A recent survey showed that among 725 randomly selected subjects who completed 4 years of college, 139 smoke and 586 do not smoke. Determine a 95% confidence interval for the true proportion of the given population that smokes.

Answer 1

The 95% confidence interval for the true proportion of the given population that smokes is (0.1630, 0.2204).

Explanation:

In a sample with a number n of people surveyed with a probability of a success of
`\pi`, and a confidence level of
`1-\alpha`, we have the following confidence interval of proportions.

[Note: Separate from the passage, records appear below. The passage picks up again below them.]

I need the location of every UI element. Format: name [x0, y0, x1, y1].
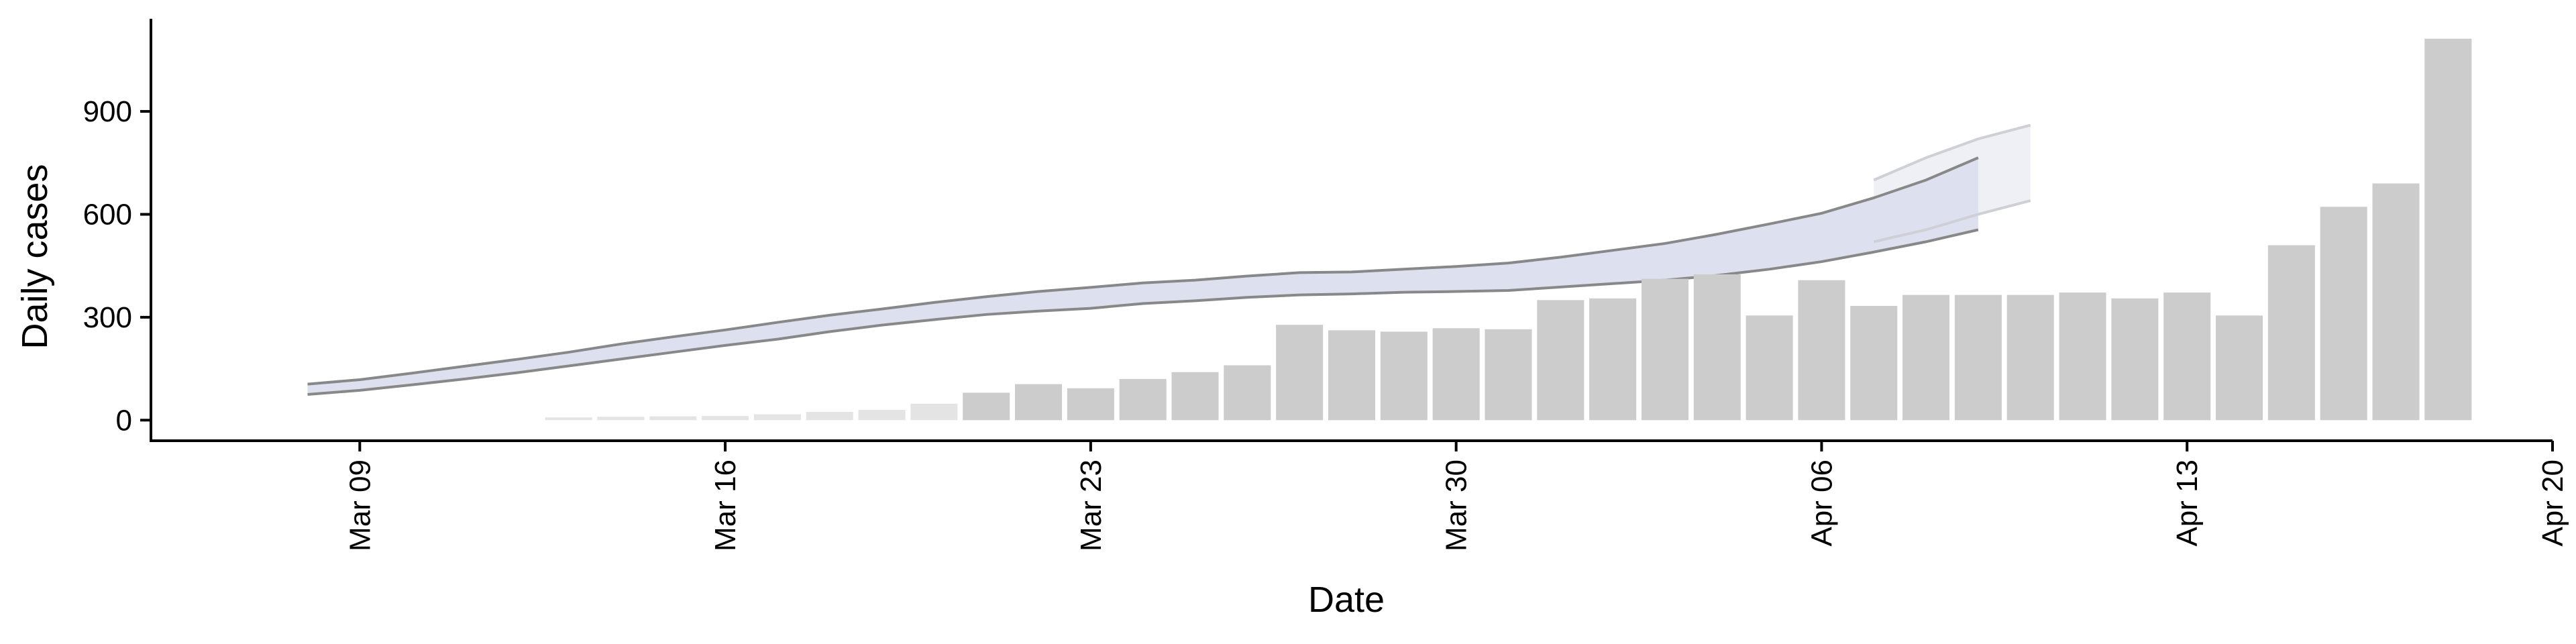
daily-cases-bar	[597, 417, 645, 421]
bars-layer	[545, 38, 2472, 421]
x-tick-label: Mar 16	[709, 460, 742, 551]
daily-cases-bar	[858, 409, 906, 421]
daily-cases-bar	[2006, 294, 2054, 421]
projection-band	[307, 158, 1978, 394]
daily-cases-bar	[910, 403, 958, 421]
x-tick-label: Apr 06	[1805, 460, 1838, 547]
y-tick-label: 300	[83, 301, 132, 334]
daily-cases-bar	[1432, 328, 1480, 421]
daily-cases-bar	[2320, 207, 2367, 421]
y-tick-label: 0	[116, 404, 132, 437]
daily-cases-bar	[2216, 315, 2263, 421]
daily-cases-bar	[963, 392, 1010, 421]
x-tick-label: Apr 20	[2536, 460, 2569, 547]
daily-cases-bar	[1850, 306, 1898, 421]
daily-cases-bar	[1589, 298, 1637, 421]
daily-cases-bar	[2424, 38, 2472, 421]
projection-outer-lower-line	[1873, 199, 2031, 244]
daily-cases-bar	[2111, 298, 2159, 421]
daily-cases-bar	[1067, 388, 1114, 421]
x-tick-label: Apr 13	[2171, 460, 2204, 547]
y-tick-label: 600	[83, 198, 132, 231]
x-axis-ticks: Mar 09 Mar 16 Mar 23 Mar 30 Apr 06 Apr 13 Apr …	[343, 441, 2569, 551]
x-tick-label: Mar 23	[1075, 460, 1108, 551]
daily-cases-bar	[753, 414, 801, 421]
daily-cases-bar	[1902, 294, 1950, 421]
daily-cases-bar	[2059, 292, 2106, 421]
daily-cases-bar	[1693, 274, 1741, 421]
daily-cases-bar	[1328, 330, 1376, 421]
daily-cases-bar	[1746, 315, 1793, 421]
x-axis-title: Date	[1308, 580, 1385, 620]
daily-cases-bar	[1224, 365, 1271, 421]
projection-outer-upper-line	[1873, 123, 2031, 182]
daily-cases-bar	[1015, 384, 1063, 421]
daily-cases-bar	[702, 416, 749, 421]
daily-cases-bar	[806, 412, 853, 421]
daily-cases-bar	[2163, 292, 2211, 421]
daily-cases-bar	[1171, 372, 1219, 421]
daily-cases-bar	[1380, 331, 1428, 421]
daily-cases-bar	[1641, 278, 1688, 421]
daily-cases-bar	[2372, 183, 2420, 421]
y-axis-ticks: 0 300 600 900	[83, 95, 151, 437]
daily-cases-bar	[545, 417, 592, 421]
daily-cases-bar	[1537, 300, 1585, 421]
daily-cases-bar	[649, 416, 697, 421]
daily-cases-bar	[1954, 294, 2002, 421]
daily-cases-bar	[1276, 325, 1324, 421]
daily-cases-bar	[1798, 280, 1845, 421]
plot-area	[307, 38, 2472, 421]
daily-cases-bar	[1119, 378, 1167, 421]
axes: 0 300 600 900 Mar 09 Mar 16 Mar 23 Mar 30 Apr 0…	[83, 19, 2569, 551]
x-tick-label: Mar 09	[343, 460, 376, 551]
x-tick-label: Mar 30	[1440, 460, 1473, 551]
daily-cases-bar	[1485, 329, 1532, 421]
y-axis-title: Daily cases	[15, 164, 55, 349]
daily-cases-bar	[2267, 245, 2315, 421]
y-tick-label: 900	[83, 95, 132, 128]
projection-upper-line	[307, 156, 1979, 386]
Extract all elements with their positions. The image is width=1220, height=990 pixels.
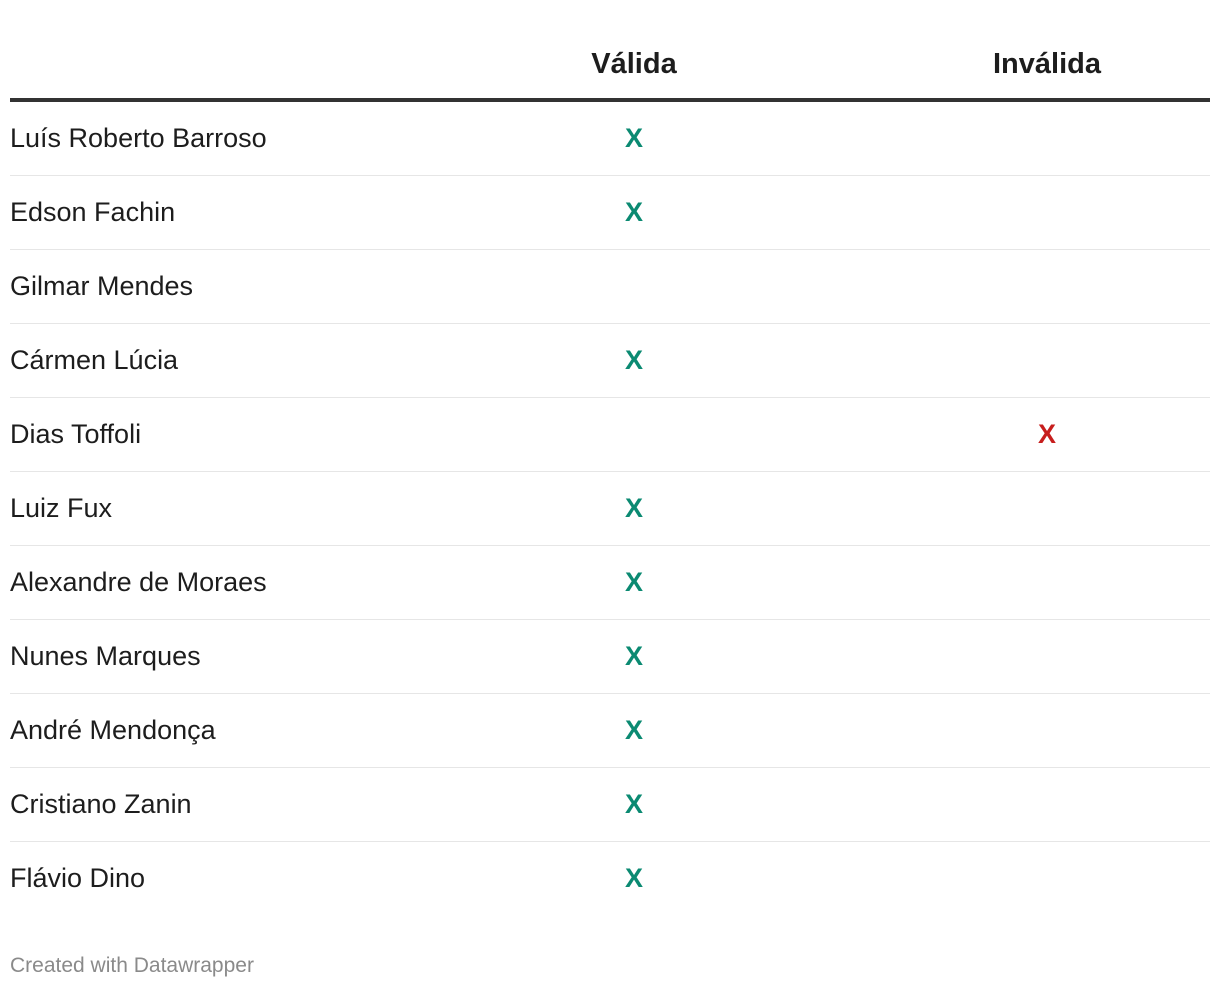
invalida-mark: X — [1037, 419, 1057, 449]
row-name: Dias Toffoli — [10, 419, 142, 449]
row-name: Luís Roberto Barroso — [10, 123, 267, 153]
datawrapper-credit: Created with Datawrapper — [10, 954, 254, 977]
row-name: Alexandre de Moraes — [10, 567, 267, 597]
results-table: Válida Inválida Luís Roberto Barroso X Eds… — [10, 0, 1210, 915]
table-row: Cármen Lúcia X — [10, 324, 1210, 398]
table-row: Alexandre de Moraes X — [10, 546, 1210, 620]
table-row: Edson Fachin X — [10, 176, 1210, 250]
valida-mark: X — [624, 345, 644, 375]
valida-mark: X — [624, 789, 644, 819]
valida-mark: X — [624, 197, 644, 227]
valida-mark: X — [624, 123, 644, 153]
table-row: Luís Roberto Barroso X — [10, 102, 1210, 176]
row-name: Nunes Marques — [10, 641, 201, 671]
row-name: Edson Fachin — [10, 197, 176, 227]
table-row: Flávio Dino X — [10, 842, 1210, 915]
table-row: Nunes Marques X — [10, 620, 1210, 694]
valida-mark: X — [624, 493, 644, 523]
table-body: Luís Roberto Barroso X Edson Fachin X Gilmar… — [10, 102, 1210, 915]
table-header: Válida Inválida — [10, 0, 1210, 102]
valida-mark: X — [624, 715, 644, 745]
valida-mark: X — [624, 567, 644, 597]
row-name: André Mendonça — [10, 715, 216, 745]
row-name: Gilmar Mendes — [10, 271, 194, 301]
valida-mark: X — [624, 641, 644, 671]
row-name: Flávio Dino — [10, 863, 146, 893]
row-name: Cármen Lúcia — [10, 345, 179, 375]
table-row: Cristiano Zanin X — [10, 768, 1210, 842]
table-row: Gilmar Mendes — [10, 250, 1210, 324]
row-name: Luiz Fux — [10, 493, 113, 523]
table-row: André Mendonça X — [10, 694, 1210, 768]
table-row: Luiz Fux X — [10, 472, 1210, 546]
column-header-valida: Válida — [591, 48, 677, 80]
valida-mark: X — [624, 863, 644, 893]
table-row: Dias Toffoli X — [10, 398, 1210, 472]
column-header-invalida: Inválida — [993, 48, 1101, 80]
row-name: Cristiano Zanin — [10, 789, 192, 819]
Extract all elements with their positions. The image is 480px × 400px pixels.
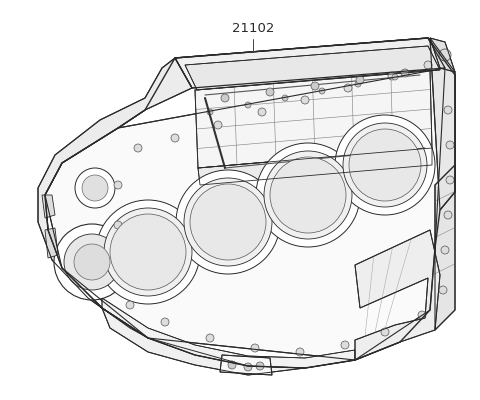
Polygon shape bbox=[195, 70, 432, 168]
Polygon shape bbox=[175, 38, 445, 88]
Polygon shape bbox=[430, 38, 455, 72]
Circle shape bbox=[171, 134, 179, 142]
Circle shape bbox=[418, 311, 426, 319]
Polygon shape bbox=[355, 230, 440, 360]
Circle shape bbox=[256, 143, 360, 247]
Circle shape bbox=[54, 224, 130, 300]
Circle shape bbox=[446, 141, 454, 149]
Circle shape bbox=[401, 69, 409, 77]
Circle shape bbox=[104, 208, 192, 296]
Circle shape bbox=[446, 176, 454, 184]
Circle shape bbox=[266, 88, 274, 96]
Circle shape bbox=[221, 94, 229, 102]
Polygon shape bbox=[185, 46, 440, 90]
Circle shape bbox=[176, 170, 280, 274]
Circle shape bbox=[344, 84, 352, 92]
Circle shape bbox=[74, 244, 110, 280]
Circle shape bbox=[96, 200, 200, 304]
Polygon shape bbox=[45, 68, 445, 360]
Polygon shape bbox=[102, 298, 355, 368]
Circle shape bbox=[245, 102, 251, 108]
Circle shape bbox=[114, 221, 122, 229]
Polygon shape bbox=[38, 58, 192, 338]
Circle shape bbox=[134, 144, 142, 152]
Polygon shape bbox=[198, 148, 432, 185]
Text: 21102: 21102 bbox=[232, 22, 274, 35]
Circle shape bbox=[301, 96, 309, 104]
Circle shape bbox=[228, 361, 236, 369]
Circle shape bbox=[256, 362, 264, 370]
Polygon shape bbox=[42, 195, 55, 218]
Circle shape bbox=[349, 129, 421, 201]
Circle shape bbox=[341, 341, 349, 349]
Circle shape bbox=[114, 181, 122, 189]
Circle shape bbox=[244, 363, 252, 371]
Circle shape bbox=[343, 123, 427, 207]
Circle shape bbox=[381, 328, 389, 336]
Circle shape bbox=[444, 211, 452, 219]
Circle shape bbox=[126, 301, 134, 309]
Circle shape bbox=[439, 49, 451, 61]
Circle shape bbox=[64, 234, 120, 290]
Circle shape bbox=[439, 286, 447, 294]
Circle shape bbox=[190, 184, 266, 260]
Circle shape bbox=[214, 121, 222, 129]
Circle shape bbox=[161, 318, 169, 326]
Polygon shape bbox=[45, 38, 455, 368]
Circle shape bbox=[270, 157, 346, 233]
Circle shape bbox=[355, 81, 361, 87]
Circle shape bbox=[356, 76, 364, 84]
Circle shape bbox=[251, 344, 259, 352]
Polygon shape bbox=[430, 38, 455, 210]
Circle shape bbox=[424, 61, 432, 69]
Circle shape bbox=[206, 334, 214, 342]
Polygon shape bbox=[220, 355, 272, 375]
Circle shape bbox=[258, 108, 266, 116]
Polygon shape bbox=[102, 308, 305, 375]
Circle shape bbox=[392, 74, 398, 80]
Circle shape bbox=[444, 106, 452, 114]
Polygon shape bbox=[45, 228, 58, 258]
Circle shape bbox=[311, 82, 319, 90]
Circle shape bbox=[282, 95, 288, 101]
Circle shape bbox=[184, 178, 272, 266]
Circle shape bbox=[264, 151, 352, 239]
Circle shape bbox=[335, 115, 435, 215]
Circle shape bbox=[441, 246, 449, 254]
Circle shape bbox=[75, 168, 115, 208]
Circle shape bbox=[207, 109, 213, 115]
Circle shape bbox=[296, 348, 304, 356]
Circle shape bbox=[319, 88, 325, 94]
Circle shape bbox=[82, 175, 108, 201]
Circle shape bbox=[110, 214, 186, 290]
Circle shape bbox=[388, 72, 396, 80]
Polygon shape bbox=[435, 165, 455, 330]
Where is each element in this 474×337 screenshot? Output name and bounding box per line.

`\pi \pm z\sqrt{(\pi(1-\pi))/(n)}`

In which

z is the z-score that has a p-value of
`1 - (\alpha)/(2)`.

Sample of 725, 139 smoke:

This means that
`n = 725, \pi = (139)/(725) = 0.1917`

95% confidence level

So
`\alpha = 0.05`, z is the value of Z that has a p-value of
`1 - (0.05)/(2) = 0.975`, so
`Z = 1.96`.

The lower limit of this interval is:

`\pi - z\sqrt{(\pi(1-\pi))/(n)} = 0.1917 - 1.96\sqrt{(0.1917*0.8083)/(725)} = 0.1630`

The upper limit of this interval is:

`\pi + z\sqrt{(\pi(1-\pi))/(n)} = 0.1917 + 1.96\sqrt{(0.1917*0.8083)/(725)} = 0.2204`

The 95% confidence interval for the true proportion of the given population that smokes is (0.1630, 0.2204).